FETÖ’ye bağlı askerlerin başarısızlıkla sonuçlanan darbe girişimi, Pensilvanya’da yaşayan elebaşı Fetullah Gülen'in, Türkiye'ye iade edilmesi ihtimalini güçlendirdi. Ülkeyi, milleti, Cumhurbaşkanı Erdoğan'ı ve TBMM'yi hedef alan hain girişimin, FETÖ'nün eli kanlı bir terör örgütü olduğunu tartışmasız şekilde ortaya koyduğu ve bu gelişmenin ardından iade talebinin reddedilemeyeceği belirtiliyor. İki ülke arasındaki anlaşmaya göre, sadece siyasi içerikli düşünce suçlularıyla mali suçlar iade kapsamı dışında tutuluyor. İadesi istenen kişinin suça konu eylemleri, ‘terör’ veya ‘şiddet’ içeren boyuta evrilmişse, anlaşmanın sağladığı koruma kalkanı tamamen devre dışı kalıyor. Suçun oluşumunda, ‘terör’ veya ‘cebir-şiddet’ unsuru varsa, taraflar ‘iade’ yükümlülüğüne uymak zorunda.
ÖRGÜTÜ OLDUĞU TESCİLLİ
FETÖ'ye bağlı askerlerin darbe kalkışması öncesi, Adalet Bakanlığı tarafından hazırlanan "iade talebi" dosyasında da, FETÖ'nün "cebir-şiddet" uyguladığı tespiti de yer alıyordu. Ayrıca, Erzincan'da sonuçlanan ve FETÖ'nün ‘terör örgütü’ olduğunu tescilleyen karar da, dosyaya girmişti. Ancak ABD'nin, çeşitli bahaneler öne sürerek ve hukuku dolanarak, ‘Fetullah Gülen'in iadesi’ talebini geri çevirebileceği ihtimali de güçlü bir olasılık olarak dillendiriliyordu.

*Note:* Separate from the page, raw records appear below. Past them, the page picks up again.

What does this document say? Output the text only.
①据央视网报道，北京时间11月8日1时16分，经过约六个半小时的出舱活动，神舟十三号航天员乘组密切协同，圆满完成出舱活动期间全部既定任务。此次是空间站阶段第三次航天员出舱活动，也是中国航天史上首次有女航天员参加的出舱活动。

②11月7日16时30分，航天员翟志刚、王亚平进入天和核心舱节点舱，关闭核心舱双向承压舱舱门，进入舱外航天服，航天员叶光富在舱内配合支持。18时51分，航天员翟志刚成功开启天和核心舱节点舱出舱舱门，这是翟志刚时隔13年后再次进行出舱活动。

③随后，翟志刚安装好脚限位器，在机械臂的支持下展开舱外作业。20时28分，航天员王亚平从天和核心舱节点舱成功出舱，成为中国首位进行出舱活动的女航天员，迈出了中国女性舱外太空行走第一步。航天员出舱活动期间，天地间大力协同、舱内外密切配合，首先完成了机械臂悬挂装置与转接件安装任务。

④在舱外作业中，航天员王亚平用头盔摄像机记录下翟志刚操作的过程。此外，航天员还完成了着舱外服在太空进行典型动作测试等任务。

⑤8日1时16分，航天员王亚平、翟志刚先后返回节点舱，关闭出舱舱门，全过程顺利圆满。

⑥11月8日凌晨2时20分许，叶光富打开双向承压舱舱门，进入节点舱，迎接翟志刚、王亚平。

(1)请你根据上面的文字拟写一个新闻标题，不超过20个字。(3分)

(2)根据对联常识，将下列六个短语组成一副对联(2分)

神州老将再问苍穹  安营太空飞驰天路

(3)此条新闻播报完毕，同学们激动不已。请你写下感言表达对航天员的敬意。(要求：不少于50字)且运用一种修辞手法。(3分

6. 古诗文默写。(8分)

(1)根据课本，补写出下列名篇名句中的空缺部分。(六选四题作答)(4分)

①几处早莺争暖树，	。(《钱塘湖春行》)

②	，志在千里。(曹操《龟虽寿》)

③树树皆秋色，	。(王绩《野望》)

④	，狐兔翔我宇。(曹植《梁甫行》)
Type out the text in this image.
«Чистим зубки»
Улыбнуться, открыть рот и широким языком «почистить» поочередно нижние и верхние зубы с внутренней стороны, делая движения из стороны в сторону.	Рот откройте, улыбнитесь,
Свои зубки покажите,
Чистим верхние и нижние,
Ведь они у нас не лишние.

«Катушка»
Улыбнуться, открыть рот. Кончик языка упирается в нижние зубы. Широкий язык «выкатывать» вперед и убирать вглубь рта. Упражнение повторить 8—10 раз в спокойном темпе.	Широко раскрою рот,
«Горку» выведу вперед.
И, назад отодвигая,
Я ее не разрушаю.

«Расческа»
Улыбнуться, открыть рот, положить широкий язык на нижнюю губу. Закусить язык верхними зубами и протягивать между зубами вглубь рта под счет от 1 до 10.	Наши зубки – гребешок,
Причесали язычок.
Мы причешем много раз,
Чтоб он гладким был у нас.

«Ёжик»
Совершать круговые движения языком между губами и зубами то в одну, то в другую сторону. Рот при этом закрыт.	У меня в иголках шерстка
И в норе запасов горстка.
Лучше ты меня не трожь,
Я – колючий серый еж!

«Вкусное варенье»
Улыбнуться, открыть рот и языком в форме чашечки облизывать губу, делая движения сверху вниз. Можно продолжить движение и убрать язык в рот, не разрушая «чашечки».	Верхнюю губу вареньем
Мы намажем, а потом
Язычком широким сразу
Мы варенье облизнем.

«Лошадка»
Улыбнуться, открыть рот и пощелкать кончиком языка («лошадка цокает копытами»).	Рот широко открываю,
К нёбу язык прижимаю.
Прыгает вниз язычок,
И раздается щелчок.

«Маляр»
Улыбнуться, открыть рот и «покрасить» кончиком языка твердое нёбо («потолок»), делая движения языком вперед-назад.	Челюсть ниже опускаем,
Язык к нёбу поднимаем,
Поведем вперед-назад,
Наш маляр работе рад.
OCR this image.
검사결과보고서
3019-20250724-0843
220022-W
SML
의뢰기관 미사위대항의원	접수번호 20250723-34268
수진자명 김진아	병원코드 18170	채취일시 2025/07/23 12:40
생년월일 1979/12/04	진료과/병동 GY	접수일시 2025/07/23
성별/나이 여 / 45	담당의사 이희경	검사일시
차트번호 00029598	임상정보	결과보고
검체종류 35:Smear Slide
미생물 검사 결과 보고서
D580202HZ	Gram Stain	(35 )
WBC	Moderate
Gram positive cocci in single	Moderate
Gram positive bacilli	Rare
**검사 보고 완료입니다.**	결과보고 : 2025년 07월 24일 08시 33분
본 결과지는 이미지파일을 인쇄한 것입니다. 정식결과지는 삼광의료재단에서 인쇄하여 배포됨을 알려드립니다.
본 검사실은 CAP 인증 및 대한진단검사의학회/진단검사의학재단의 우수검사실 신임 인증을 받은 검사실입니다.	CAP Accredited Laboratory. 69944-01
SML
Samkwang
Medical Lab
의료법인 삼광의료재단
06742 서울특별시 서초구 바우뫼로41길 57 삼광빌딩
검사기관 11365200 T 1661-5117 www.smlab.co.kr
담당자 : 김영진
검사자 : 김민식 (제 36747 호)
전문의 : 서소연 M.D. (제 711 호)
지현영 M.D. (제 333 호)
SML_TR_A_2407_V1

FETÖ'ye bağlı askerlerin, 15 Temmuz gecesi kalkıştığı Pensilvanya talimatlı ihanet girişimi, Türkiye ile ABD arasındaki anlaşmada yer alan "cebir-şiddet" şartının varlığını tartışmasız bir şekilde ortaya koymuş oldu.
HİÇBİR ENGEL KALMADI
Uçak, tank, top ve ağır silahların kullanıldığı ve 160'ın üzerinde vatandaşımızın şehit edildiği darbe girişiminin ardından, Türkiye'nin iade talebinin geri çevrilemeyeceği belirtiliyor. ABD'nin, FETÖ'nün bu girişimine rağmen ince hesaplarla "ret" yanıtı vermesi halinde, iki ülkenin ilişkilerinin ciddi şekilde zedeleneceği vurgulanıyor.